Hoje, Cristiano Zanim, advogado de Lula, tuitou: “Em mais um dia de isolamento social, é preciso chamar a atenção para a cogitada decretação de "estado de sítio" no país. A iniciativa (CF, arts. 137 e seguintes), em tese, permite restrições a garantias fundamentais e nunca foi aplicada na vigência da CF/88. Perigo!”
 
E o que diz o Artigo 137 da CF (Constituição Federal de 1988)?
Art. 137. O Presidente da República pode, ouvidos o Conselho da República e o Conselho de Defesa Nacional, solicitar ao Congresso Nacional autorização para decretar o estado de sítio nos casos de:
        I -  comoção grave de repercussão nacional ou ocorrência de fatos que comprovem a ineficácia de medida tomada durante o estado de defesa;
        II -  declaração de estado de guerra ou resposta a agressão armada estrangeira.
Parágrafo único. O Presidente da República, ao solicitar autorização para decretar o estado de sítio ou sua prorrogação, relatará os motivos determinantes do pedido, devendo o Congresso Nacional decidir por maioria absoluta.
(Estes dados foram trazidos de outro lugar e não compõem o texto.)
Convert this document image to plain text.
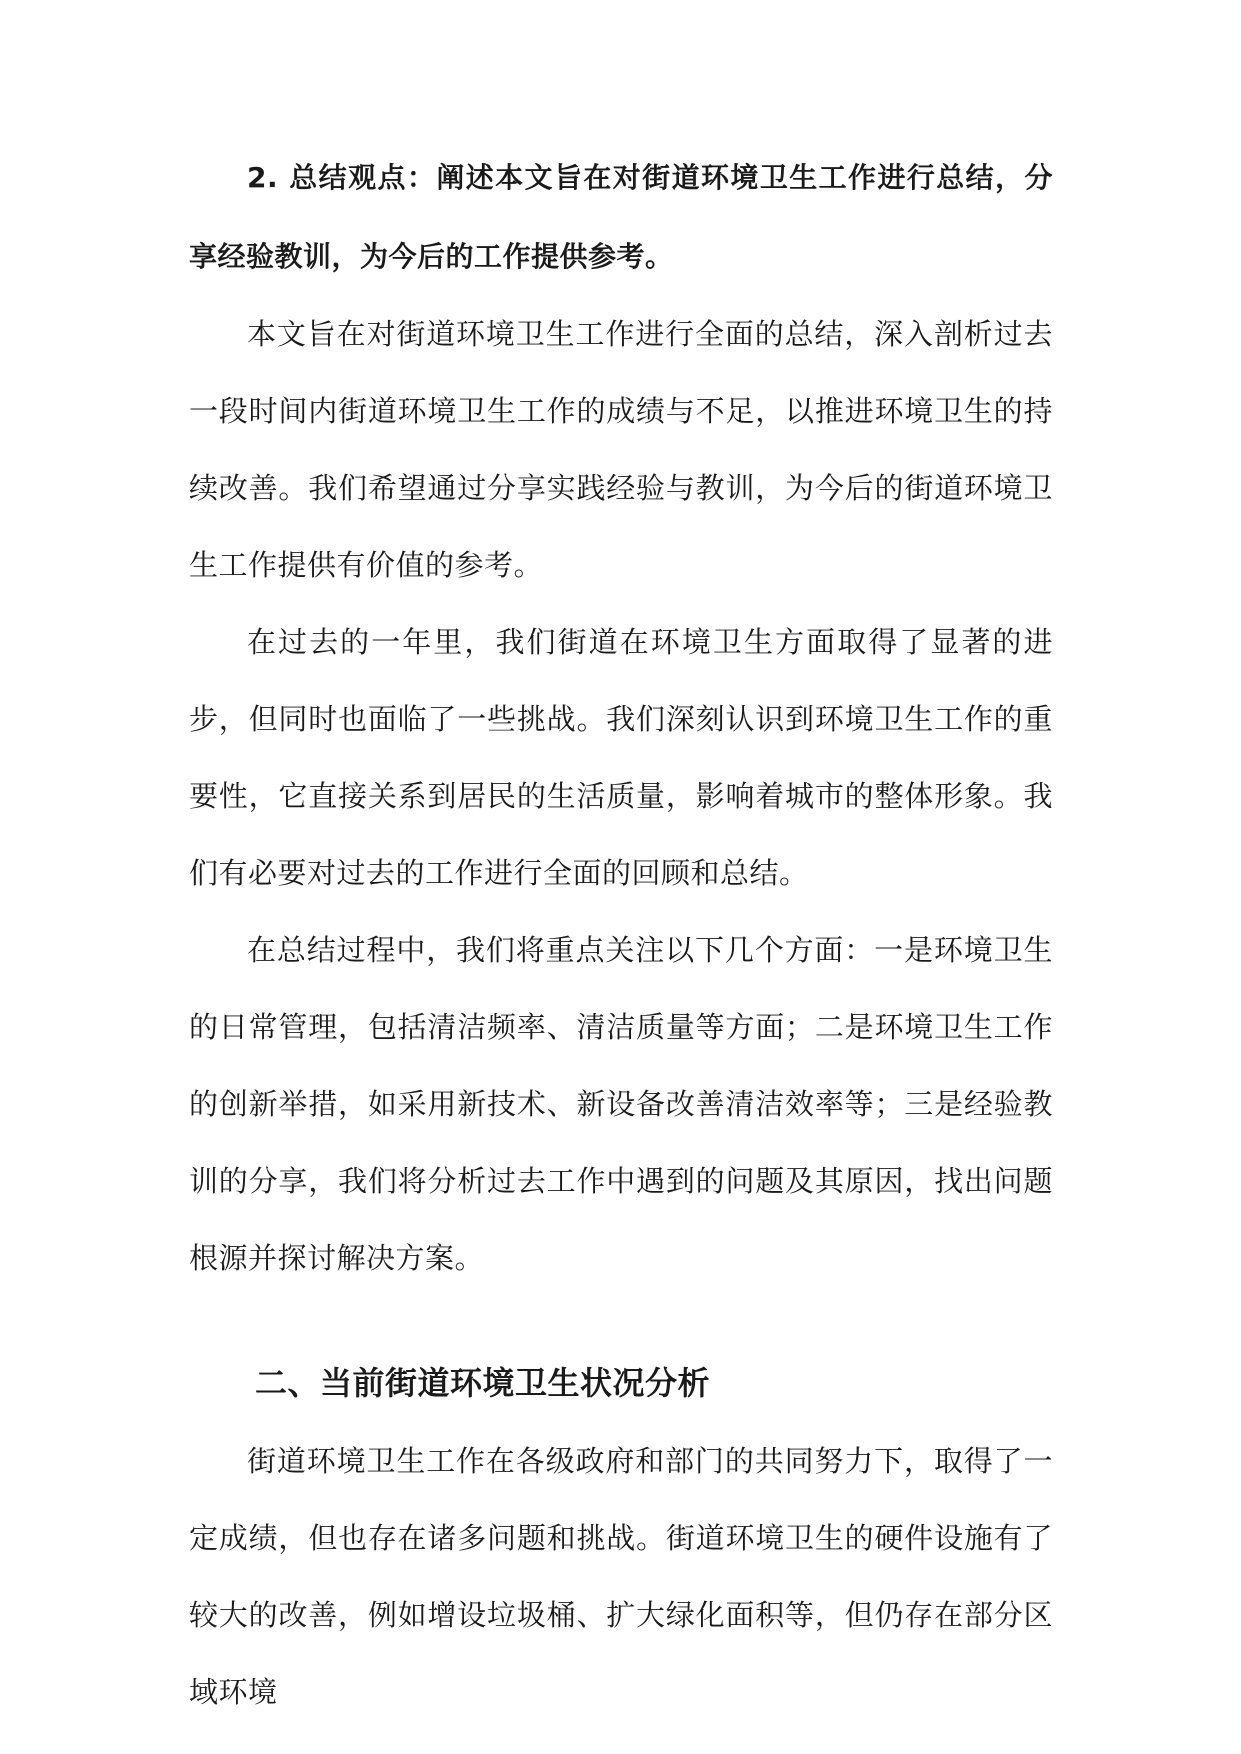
2. 总结观点：阐述本文旨在对街道环境卫生工作进行总结，分享经验教训，为今后的工作提供参考。

本文旨在对街道环境卫生工作进行全面的总结，深入剖析过去一段时间内街道环境卫生工作的成绩与不足，以推进环境卫生的持续改善。我们希望通过分享实践经验与教训，为今后的街道环境卫生工作提供有价值的参考。

在过去的一年里，我们街道在环境卫生方面取得了显著的进步，但同时也面临了一些挑战。我们深刻认识到环境卫生工作的重要性，它直接关系到居民的生活质量，影响着城市的整体形象。我们有必要对过去的工作进行全面的回顾和总结。

在总结过程中，我们将重点关注以下几个方面：一是环境卫生的日常管理，包括清洁频率、清洁质量等方面；二是环境卫生工作的创新举措，如采用新技术、新设备改善清洁效率等；三是经验教训的分享，我们将分析过去工作中遇到的问题及其原因，找出问题根源并探讨解决方案。

二、当前街道环境卫生状况分析

街道环境卫生工作在各级政府和部门的共同努力下，取得了一定成绩，但也存在诸多问题和挑战。街道环境卫生的硬件设施有了较大的改善，例如增设垃圾桶、扩大绿化面积等，但仍存在部分区域环境
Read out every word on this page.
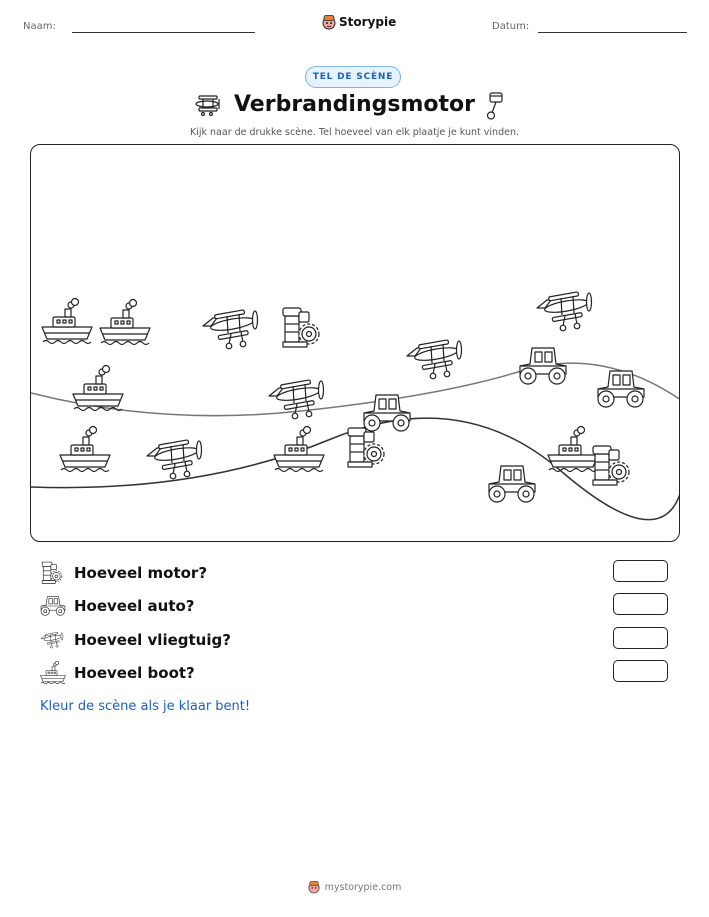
Naam:	Storypie	Datum:
TEL DE SCÈNE
Verbrandingsmotor
Kijk naar de drukke scène. Tel hoeveel van elk plaatje je kunt vinden.
Hoeveel motor?
Hoeveel auto?
Hoeveel vliegtuig?
Hoeveel boot?
Kleur de scène als je klaar bent!
mystorypie.com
Claro que a justificativa seria o coronavírus. Segundo declara reportagem da revista Crusoé (Antagonista), “dizem que não há nenhuma decisão tomada, seriam apenas alguns estudos para o caso do governo precisar recorrer, com um possível agravamento da crise do coronavírus”.
 
Mas felizmente há um senão. O líder da Oposição na Câmara dos Deputados, Alessandro Molon (PSB), afirmou que, caso Bolsonaro tente decretar um estado de sítio, o parlamento estará atento para impedir. Molon soube de uma consulta que o Planalto fez nos ministérios, sobre como poderia se dar essa decretação, por isso, na última quarta (dia 18), apresentou uma emenda para o projeto de estado de calamidade, para impedir que o chefe do Executivo viesse a usar o projeto, que foi decretado na sexta-feira (20), como brecha para decretar estado de defesa, ou estado de sítio.
 
"Quando eu propus a inclusão dessa emenda para fechar a brecha legal, as pessoas acharam que era uma tentativa de politizar ou que era um assunto exclusivamente de saúde ou de economia. Essa notícia mostra que minha atitude foi absolutamente correta", declarou.
 
Para Molon, o presidente tem tendências autoritárias. Mas "não poderá se basear no projeto de decreto legislativo para  tentar justificar um estado de sítio. Deixamos claro que aquela decisão, de decretar estado de calamidade, tinha a finalidade exclusivamente fiscal. A calamidade pública trata apenas de questões fiscais. É preciso estarmos atentos e prontos para reagir a qualquer tentativa de tentar aproveitar esse momento de calamidade para forçar uma saída autoritária", declarou.
 
Tá certo o Molon. 64 de novo? Poupe-me!